Profile | Jessica Pell Tate
By Josie Parker
Ending a year full of canceled events and disappointments, the Lyric Theatre of Oklahoma found a new way of telling stories on stage through an immersive outdoor show. Replacing the stage with an evening stroll through Harn Homestead, a 10-acre living history museum in central Oklahoma City, this 75-minute, outdoor production created a more “COVID friendly” telling of the classic, “A Christmas Carol.” Led by guides, the audience walked from scene to scene following the actors and the action.
Jessica Pell Tate (’95) played a role in this production as the ghost of Christmas past as well as a solicitor. Tate said, “Combining unbelievable talent, passionate determination and a supportive community of sponsors, the production team was able to pull off what was impossible in so many other regions of the world this year. The fringe benefits of having to make so many adjustments was an experience that pulled the audience into the story in a way that can’t be accomplished within four walls of a theater. Add a cast and crew humbled by knowing so many artists who are out of work and grateful for the opportunity to tell an important story, and you find yourself in the middle of an experience that feels like you will never be the same after having been a part of it.”

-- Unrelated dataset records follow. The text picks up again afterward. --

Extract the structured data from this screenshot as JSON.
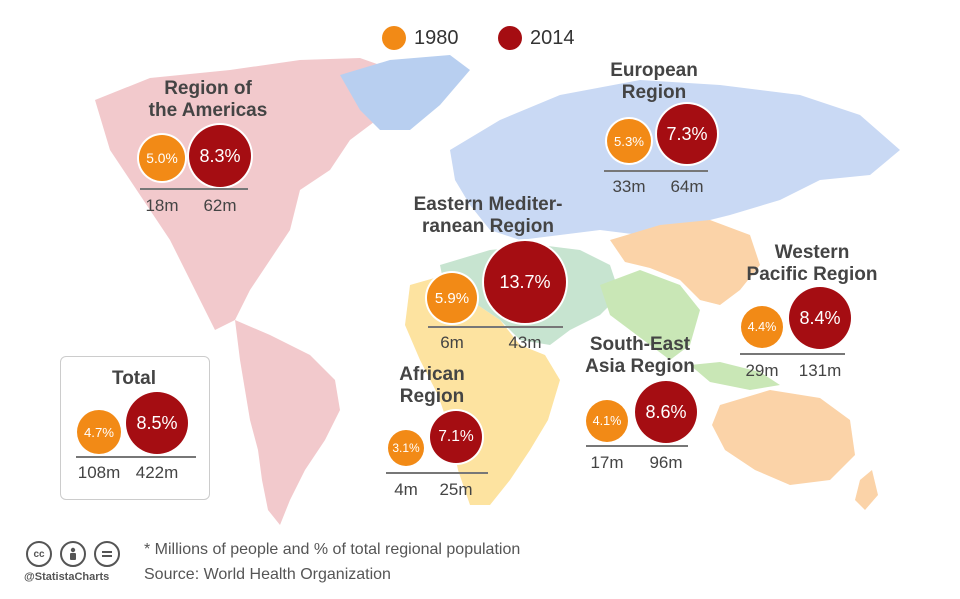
{
  "legend": {
    "items": [
      {
        "label": "1980",
        "color": "#f28a16"
      },
      {
        "label": "2014",
        "color": "#a50d12"
      }
    ]
  },
  "chart_data": {
    "type": "bubble-map",
    "series": [
      {
        "name": "1980",
        "color": "#f28a16"
      },
      {
        "name": "2014",
        "color": "#a50d12"
      }
    ],
    "regions": [
      {
        "key": "americas",
        "name_lines": [
          "Region of",
          "the Americas"
        ],
        "v1980": "5.0%",
        "v2014": "8.3%",
        "p1980": "18m",
        "p2014": "62m"
      },
      {
        "key": "europe",
        "name_lines": [
          "European",
          "Region"
        ],
        "v1980": "5.3%",
        "v2014": "7.3%",
        "p1980": "33m",
        "p2014": "64m"
      },
      {
        "key": "emr",
        "name_lines": [
          "Eastern Mediter-",
          "ranean Region"
        ],
        "v1980": "5.9%",
        "v2014": "13.7%",
        "p1980": "6m",
        "p2014": "43m"
      },
      {
        "key": "wpr",
        "name_lines": [
          "Western",
          "Pacific Region"
        ],
        "v1980": "4.4%",
        "v2014": "8.4%",
        "p1980": "29m",
        "p2014": "131m"
      },
      {
        "key": "sea",
        "name_lines": [
          "South-East",
          "Asia Region"
        ],
        "v1980": "4.1%",
        "v2014": "8.6%",
        "p1980": "17m",
        "p2014": "96m"
      },
      {
        "key": "africa",
        "name_lines": [
          "African",
          "Region"
        ],
        "v1980": "3.1%",
        "v2014": "7.1%",
        "p1980": "4m",
        "p2014": "25m"
      },
      {
        "key": "total",
        "name_lines": [
          "Total"
        ],
        "v1980": "4.7%",
        "v2014": "8.5%",
        "p1980": "108m",
        "p2014": "422m"
      }
    ]
  },
  "footer": {
    "note": "* Millions of people and % of total regional population",
    "source": "Source: World Health Organization",
    "handle": "@StatistaCharts",
    "license_icons": [
      "creative-commons-icon",
      "attribution-icon",
      "no-derivatives-icon"
    ]
  }
}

Tate has played many roles — some on Harding’s stage — including Fanny Brice in “Funny Girl “ in 1993. Tate said, “The opportunities and the direction I received on the Harding stage taught me to cherish the people all around me as we get to create art together. You won’t sound good if someone doesn’t blow a pitch for you backstage before you enter for an a cappella intro. You won’t look good if someone isn’t willing to help you with nearly impossible costume changes. And you won’t feel good if you miss out on building relationships with the unique family that is created with each and every show. Cherish each other, and let the art speak for itself.”
For Tate, the last several years have been filled with raising her family, teaching music and performing on stage every chance she could. She and her husband, Tony (’94), and her sons, Jackson and Deacon, made the move to Oklahoma nine years ago. This afforded Tate more opportunities to work on stage and in film. Tate says these opportunities have always been met with overwhelming support and encouragement from all three of the men in her life.
With shows and audiences decreasing in number, it’s not getting any easier in show business. Tate hopes to encourage and provide an example of using your talents for good and to the glory of God. As an elementary music teacher, she hopes to grow creators, patrons and supporters of the arts. As a performer, she hopes to continue to tell stories that enlighten, inspire and transform the hearts of those who witness it. “COVID has slowed everything down, if not brought it to a grinding halt. My hope is that we will all recognize the power and value of the arts as a tool for helping us weather the challenges this life brings.”